January 25, 2013

The ride

Whoever comes into my life I hope you read this, I hope you realize my heart is still raw, it's still on the mend. Whether you come into my life for a moment, a day, a week, a month, or even years, I hope you realize I have dealt with something nobody should have to deal with & you will take that into consideration when you you come into my life. My heart is tender and sweet, probably too sweet. It will care for you instantly, it will want you to be apart of its life, because that's me, I want to meet as many people, love as many people as possible and hear their story, I want their story to intertwine with mine. I don't want to be just a memory In your life, I want to be somebody who will change it for the better. I want to make you laugh, and have fun & have stupid inside jokes with one another, I want to be a piece of your puzzle.

No matter how long you come into my life, be honest, be upfront, and don't play games with me. Honestly I don't have time, life is to precious and sweet to waste it with games. If you like someone, tell them, if you don't like someone, tell them, if you want to slow things down, tell them, if you're falling crazy fast for that person but scared they don't feel the same, tell them. How will you ever know how they feel If you don't tell them...even if you get rejected or you're the person having to do the rejection, the truth is you are being truthful & there is nothing more raw, or emotional about that, but at least you will know or the other person will know & you will both be able to pick up the pieces of your life and move on, or maybe you will fall madly in love with each other, have some red bull and vodka and go dancing in the rain, but you will never know until you talk. Communication is key in this world. We were born to talk and to listen & to love and to laugh.

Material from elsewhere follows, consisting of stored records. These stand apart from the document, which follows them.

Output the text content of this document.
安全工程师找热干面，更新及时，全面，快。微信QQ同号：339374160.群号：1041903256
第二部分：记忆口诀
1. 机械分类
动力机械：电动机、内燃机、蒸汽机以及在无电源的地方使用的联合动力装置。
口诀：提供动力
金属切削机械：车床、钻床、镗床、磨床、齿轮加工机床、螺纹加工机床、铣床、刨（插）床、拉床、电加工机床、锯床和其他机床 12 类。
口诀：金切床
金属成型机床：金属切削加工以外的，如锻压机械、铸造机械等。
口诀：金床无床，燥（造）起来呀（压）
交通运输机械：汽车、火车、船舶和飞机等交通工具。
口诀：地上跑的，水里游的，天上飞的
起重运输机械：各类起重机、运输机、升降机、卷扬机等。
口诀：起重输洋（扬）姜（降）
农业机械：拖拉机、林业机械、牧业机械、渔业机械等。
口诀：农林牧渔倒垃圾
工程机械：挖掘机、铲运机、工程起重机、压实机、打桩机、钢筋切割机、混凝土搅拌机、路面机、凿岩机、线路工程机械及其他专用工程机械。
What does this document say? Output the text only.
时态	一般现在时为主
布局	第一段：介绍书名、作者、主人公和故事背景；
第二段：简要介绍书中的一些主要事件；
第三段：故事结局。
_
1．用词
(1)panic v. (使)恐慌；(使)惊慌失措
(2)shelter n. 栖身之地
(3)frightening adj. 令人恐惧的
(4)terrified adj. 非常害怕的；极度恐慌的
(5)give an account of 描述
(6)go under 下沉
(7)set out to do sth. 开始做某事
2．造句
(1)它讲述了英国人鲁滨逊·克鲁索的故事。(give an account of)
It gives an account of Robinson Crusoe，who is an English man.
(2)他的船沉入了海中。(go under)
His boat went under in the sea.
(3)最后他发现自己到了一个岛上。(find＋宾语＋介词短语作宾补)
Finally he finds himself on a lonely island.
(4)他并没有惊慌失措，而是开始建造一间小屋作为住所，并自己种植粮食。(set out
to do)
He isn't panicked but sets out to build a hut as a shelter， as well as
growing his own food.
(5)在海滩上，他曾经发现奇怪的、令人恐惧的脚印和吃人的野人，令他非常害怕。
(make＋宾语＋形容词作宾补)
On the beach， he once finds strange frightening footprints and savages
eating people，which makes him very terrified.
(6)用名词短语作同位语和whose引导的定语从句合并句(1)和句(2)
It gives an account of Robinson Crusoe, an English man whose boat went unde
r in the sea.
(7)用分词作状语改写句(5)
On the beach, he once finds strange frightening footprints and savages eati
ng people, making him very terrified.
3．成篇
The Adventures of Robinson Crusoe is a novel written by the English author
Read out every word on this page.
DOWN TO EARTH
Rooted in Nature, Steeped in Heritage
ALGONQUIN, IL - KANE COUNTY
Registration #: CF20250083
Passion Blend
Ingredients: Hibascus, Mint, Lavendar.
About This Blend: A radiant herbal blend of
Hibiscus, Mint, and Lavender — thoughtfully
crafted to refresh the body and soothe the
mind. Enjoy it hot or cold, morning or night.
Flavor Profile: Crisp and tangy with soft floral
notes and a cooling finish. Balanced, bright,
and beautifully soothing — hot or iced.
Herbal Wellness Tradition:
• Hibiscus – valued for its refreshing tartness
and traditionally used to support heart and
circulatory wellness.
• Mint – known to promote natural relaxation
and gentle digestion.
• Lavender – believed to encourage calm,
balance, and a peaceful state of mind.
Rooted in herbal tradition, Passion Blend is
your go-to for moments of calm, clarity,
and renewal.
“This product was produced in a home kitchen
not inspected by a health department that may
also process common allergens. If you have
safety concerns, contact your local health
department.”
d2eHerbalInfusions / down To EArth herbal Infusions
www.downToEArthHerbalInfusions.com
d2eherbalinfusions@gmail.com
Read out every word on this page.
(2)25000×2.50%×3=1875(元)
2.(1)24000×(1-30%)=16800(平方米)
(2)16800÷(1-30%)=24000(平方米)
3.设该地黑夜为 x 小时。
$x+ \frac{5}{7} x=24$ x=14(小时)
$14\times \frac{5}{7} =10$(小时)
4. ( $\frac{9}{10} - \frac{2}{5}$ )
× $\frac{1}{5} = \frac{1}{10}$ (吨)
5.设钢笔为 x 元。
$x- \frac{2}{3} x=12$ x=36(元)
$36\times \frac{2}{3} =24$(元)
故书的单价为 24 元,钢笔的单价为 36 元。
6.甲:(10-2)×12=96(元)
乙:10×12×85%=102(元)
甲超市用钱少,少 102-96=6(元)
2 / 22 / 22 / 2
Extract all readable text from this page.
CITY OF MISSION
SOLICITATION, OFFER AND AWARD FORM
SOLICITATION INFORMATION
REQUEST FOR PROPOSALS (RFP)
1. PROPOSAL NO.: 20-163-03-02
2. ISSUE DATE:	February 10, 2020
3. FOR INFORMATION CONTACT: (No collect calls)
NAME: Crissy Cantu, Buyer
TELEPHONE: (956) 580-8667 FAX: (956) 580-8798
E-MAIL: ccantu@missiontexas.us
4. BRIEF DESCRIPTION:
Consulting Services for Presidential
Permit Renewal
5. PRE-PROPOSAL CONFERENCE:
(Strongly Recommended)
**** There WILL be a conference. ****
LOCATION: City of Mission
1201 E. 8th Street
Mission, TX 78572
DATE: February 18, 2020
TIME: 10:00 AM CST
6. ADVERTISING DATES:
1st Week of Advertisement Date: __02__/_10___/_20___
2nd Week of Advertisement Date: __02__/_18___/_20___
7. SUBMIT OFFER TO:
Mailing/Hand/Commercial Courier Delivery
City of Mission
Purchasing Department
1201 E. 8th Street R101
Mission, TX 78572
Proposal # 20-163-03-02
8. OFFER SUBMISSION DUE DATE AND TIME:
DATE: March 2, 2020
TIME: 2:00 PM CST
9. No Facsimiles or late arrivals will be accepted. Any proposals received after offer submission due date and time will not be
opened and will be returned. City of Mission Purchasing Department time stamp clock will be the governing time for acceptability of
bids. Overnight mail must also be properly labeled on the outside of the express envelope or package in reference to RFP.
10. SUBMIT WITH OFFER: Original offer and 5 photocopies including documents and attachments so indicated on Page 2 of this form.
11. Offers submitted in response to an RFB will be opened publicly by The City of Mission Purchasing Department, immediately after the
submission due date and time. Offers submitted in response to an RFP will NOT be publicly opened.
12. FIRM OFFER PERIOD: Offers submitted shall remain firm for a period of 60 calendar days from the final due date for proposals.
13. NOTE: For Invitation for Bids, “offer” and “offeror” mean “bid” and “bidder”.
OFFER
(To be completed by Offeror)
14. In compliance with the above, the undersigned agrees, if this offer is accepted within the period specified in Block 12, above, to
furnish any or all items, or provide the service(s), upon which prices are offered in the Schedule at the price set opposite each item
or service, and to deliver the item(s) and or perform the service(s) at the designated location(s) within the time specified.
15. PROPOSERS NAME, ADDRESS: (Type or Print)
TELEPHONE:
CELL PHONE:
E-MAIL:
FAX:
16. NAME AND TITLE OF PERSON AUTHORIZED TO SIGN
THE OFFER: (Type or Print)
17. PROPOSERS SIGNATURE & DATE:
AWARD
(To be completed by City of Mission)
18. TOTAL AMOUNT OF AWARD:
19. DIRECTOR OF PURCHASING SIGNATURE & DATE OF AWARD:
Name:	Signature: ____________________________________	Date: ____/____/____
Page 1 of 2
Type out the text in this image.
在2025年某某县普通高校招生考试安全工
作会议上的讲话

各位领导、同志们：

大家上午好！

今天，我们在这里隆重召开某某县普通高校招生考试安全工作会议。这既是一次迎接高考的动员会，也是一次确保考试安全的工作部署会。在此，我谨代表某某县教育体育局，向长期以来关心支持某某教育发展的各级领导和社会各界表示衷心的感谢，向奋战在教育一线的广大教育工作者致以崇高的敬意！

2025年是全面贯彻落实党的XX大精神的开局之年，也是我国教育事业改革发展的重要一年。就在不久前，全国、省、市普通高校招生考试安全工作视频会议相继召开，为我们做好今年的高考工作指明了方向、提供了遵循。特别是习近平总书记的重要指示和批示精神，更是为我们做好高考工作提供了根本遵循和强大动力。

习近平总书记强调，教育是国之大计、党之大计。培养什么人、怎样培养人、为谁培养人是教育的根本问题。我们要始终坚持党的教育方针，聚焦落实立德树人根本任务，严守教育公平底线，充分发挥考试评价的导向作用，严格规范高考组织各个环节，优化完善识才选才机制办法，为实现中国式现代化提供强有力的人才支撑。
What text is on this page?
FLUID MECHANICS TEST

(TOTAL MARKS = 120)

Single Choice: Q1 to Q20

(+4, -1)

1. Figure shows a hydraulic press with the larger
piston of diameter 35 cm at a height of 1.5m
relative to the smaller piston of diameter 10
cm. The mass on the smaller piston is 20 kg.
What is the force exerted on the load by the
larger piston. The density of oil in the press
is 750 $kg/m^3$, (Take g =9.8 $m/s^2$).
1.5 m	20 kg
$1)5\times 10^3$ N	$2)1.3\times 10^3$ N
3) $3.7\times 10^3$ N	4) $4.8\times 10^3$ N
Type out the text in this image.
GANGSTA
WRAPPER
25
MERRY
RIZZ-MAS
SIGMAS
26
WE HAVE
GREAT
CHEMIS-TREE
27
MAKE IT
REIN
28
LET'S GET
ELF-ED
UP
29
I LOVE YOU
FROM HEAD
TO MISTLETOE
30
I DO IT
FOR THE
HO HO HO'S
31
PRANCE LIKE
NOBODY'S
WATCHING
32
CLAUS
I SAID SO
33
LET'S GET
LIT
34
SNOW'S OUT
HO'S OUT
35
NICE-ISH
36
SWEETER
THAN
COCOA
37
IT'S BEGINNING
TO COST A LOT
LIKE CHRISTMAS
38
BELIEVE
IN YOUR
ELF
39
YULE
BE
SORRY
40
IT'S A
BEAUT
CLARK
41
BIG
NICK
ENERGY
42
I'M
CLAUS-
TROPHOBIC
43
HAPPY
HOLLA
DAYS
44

I love to laugh, I love to do stupid things at random times, I am wild hearted & goofy. I want random memories & sweet words. If you're thinking of me, tell me. If you just ran into a pole because you were looking at the cool lookin cloud, tell me. I know people have lives, people are busy but take the minute to tell me you're crazy busy but you're thinking of me and you will talk to me when you get the chance, or even send a retarded text, the fact you're thinking if me matters. I love hearing from people I love being able to have a personal conversation mono e mono without the whole social world knowing. Not that I don't like that either, social networking expressions of emotions are great too. Basically what I'm getting at is talk to me, be honest, upfront, and be open to new experiences because that's what I'm doing, and as much as I hate it, I love it at the same time.

God took the greatest love I've ever known from me, but God doesn't close one door without opening another one, a greater one. I'm not saying it won't be hard for both of us, I will compare you to Mike, as much as I will try not too, I will. He was great and I deserves to be compared too, you should feel so lucky to be compared to him, that means you got my heart going.


"there are many things that bring a man and woman together, but only one thing that holds them together....God"

Rach.



January 22, 2013

Social media

Soooo, I broke down and got a twitter today. Why? You ask, I ask myself the same question. I think the main reason I have it is because I find myself crawling into this deep hate for social media. Seriously guys it's bad. I look in the mirror and see a vivacious 25 year old, but when I think of my thoughts and who I socialize with and how I do it I see a 65 year old woman.

I swear I was born in the wrong generation. I should have been born in the generation where people were up front, honest, worked hard, spent most the day outside, and we're able to socialize face to face.

So here I am on a blog writing about my hate for social media, doesn't make a whole heck of a lotta sense. I'm trying an experiment for myself to see if I can fit better in my generation by exposing myself to things that make me uncomfortable via text, twitter, Facebook, and insta. Me as a person if I want to talk to you I will call, text, or show up at your door. I don't feel the need to go about it all over the Internet for the world to see but that's the world I live in now so I better get used to it if I want to survive.

As for my blog it's a diary that helps express my feelings. Writing makes my heart happy & my mind feel free.

Here's to new beginnings & witty, quirky, happiness in the 2013 world. Wish me luck. (especially when it comes to the flirting/dating world I'm a lost cause. Mike made it to easy for me to fall in love with him & to hard when he left)

Beautiful evening my loveys.



January 3, 2013

Hi there.

when I’m feeling worn out, like I have no love to give, when I’m feeling separated from the world and cut off from myself and become caught up in every little thing because I’m not in control, I’ll remember that there’s an infinite amount of love available to me. And I’ll see it in You. And I’ll remember that I’m complete, and most of all, I’ll remember that everything I really need I already have. And whatever I don’t have will come to me when I’m ready to recieve it.